Frédéric Favre, conseiller d’État chargé du Département de la sécurité, des institutions et du sport, répond à nos questions:

Certaines communes perçoivent cette nouveauté comme une contrainte. Qu'en est-il selon vous?

S’il est vrai que quelques communes relayées par la Fédération des communes ont émis tardivement des réticences, la nouveauté ne posera pas de grandes difficultés techniques pour celles qui feront preuve d’une attitude constructive.

Elles s'inquiètent qu'un certain nombre de citoyens perdent ces autocollants. Comment s'assurer ensuite qu’ils parviendront bien aux bons destinataires?

Les citoyens les recevront comme ils reçoivent leur matériel de vote. L’information du canton, qui sera jointe aux étiquettes autocollantes, rendra les citoyens attentifs au fait qu’ils doivent en prendre soin et les conserver dans un endroit sûr. Si, malgré tout, le citoyen égare ses étiquettes autocollantes, il pourra toujours demander un nouveau jeu, par écrit, à sa commune. Si les citoyens prennent autant soin de leurs étiquettes autocollantes que de leur carte d’identité, de crédit ou d’assurance-maladie, le phénomène de perte devrait rester marginal.

N'y a-t-il pas un risque que certains citoyens renoncent à voter simplement parce qu'ils ne retrouveront plus leurs autocollants?

Le citoyen aura toujours la possibilité, en dernier recours, de se rendre aux urnes le jour du scrutin aux heures d’ouvertures des bureaux de vote.
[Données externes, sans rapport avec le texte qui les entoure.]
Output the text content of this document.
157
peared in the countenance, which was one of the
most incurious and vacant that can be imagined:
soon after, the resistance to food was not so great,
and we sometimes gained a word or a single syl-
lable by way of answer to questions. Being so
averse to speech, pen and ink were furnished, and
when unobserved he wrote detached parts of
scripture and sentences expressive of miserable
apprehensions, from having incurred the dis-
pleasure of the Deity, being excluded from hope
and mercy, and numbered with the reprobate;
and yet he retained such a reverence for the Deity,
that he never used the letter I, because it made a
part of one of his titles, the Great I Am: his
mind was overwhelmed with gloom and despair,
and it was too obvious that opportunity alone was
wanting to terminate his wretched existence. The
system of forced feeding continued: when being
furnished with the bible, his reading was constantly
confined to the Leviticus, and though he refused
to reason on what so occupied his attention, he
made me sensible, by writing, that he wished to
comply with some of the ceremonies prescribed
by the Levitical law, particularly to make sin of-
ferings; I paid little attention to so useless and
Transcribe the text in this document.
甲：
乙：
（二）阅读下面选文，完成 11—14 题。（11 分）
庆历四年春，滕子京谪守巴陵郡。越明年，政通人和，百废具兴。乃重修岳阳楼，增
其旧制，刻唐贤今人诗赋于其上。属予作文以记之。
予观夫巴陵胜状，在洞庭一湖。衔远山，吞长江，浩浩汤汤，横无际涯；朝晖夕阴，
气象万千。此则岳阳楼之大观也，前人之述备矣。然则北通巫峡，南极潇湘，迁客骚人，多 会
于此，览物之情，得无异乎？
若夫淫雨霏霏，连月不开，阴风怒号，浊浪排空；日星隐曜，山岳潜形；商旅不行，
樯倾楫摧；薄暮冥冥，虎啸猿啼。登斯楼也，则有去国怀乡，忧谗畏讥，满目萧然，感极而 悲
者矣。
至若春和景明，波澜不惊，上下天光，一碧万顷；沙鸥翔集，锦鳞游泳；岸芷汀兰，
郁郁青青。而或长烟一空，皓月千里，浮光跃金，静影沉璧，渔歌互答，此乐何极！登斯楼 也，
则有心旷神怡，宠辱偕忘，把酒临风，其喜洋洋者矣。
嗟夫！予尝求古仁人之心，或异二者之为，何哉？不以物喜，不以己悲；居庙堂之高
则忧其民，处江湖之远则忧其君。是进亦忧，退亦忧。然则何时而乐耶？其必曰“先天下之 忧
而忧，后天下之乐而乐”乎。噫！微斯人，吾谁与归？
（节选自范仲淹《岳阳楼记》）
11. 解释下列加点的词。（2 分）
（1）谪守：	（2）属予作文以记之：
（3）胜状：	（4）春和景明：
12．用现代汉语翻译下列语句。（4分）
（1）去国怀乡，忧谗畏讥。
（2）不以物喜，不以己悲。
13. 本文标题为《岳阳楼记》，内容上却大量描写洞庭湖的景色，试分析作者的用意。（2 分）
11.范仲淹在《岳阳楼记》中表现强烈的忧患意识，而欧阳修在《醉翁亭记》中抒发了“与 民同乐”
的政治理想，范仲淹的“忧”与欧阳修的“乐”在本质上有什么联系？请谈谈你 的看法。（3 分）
Cette nouveauté n'empêchera pas certaines tricheries. Quitte à faire une modification, n'existait-il pas de mesure plus ambitieuse?

La nouveauté introduite vise à rendre inopérant le vol du matériel de vote dans les boites à lettres, tel que cela s’est produit lors des élections cantonales de mars 2017. Elle n’a pas vocation à résoudre tous les problèmes susceptibles de survenir lors du vote par correspondance. Elle se veut fiable, simple à mettre en place et peu coûteuse pour les communes, facilement compréhensible par l’ensemble des citoyens, toutes générations confondues.

N'y a-t-il pas, dans cette affaire, une sorte de surréaction à la suite de cette tricherie ponctuelle de 2017?

Le Grand Conseil a demandé à plusieurs reprises au Conseil d’Etat de prendre une mesure pour sécuriser davantage le vote par correspondance. Le Conseil d’Etat se devait de suivre ces sollicitations parlementaires. Que dirait-on si une nouvelle fraude électorale se produisait, suivant le même modus operandi? Dans un tel cas, qui oserait parler de «surréaction»? Enfin, précisons que le Conseil d’Etat tirera un bilan de cette expérience à la fin de la législature.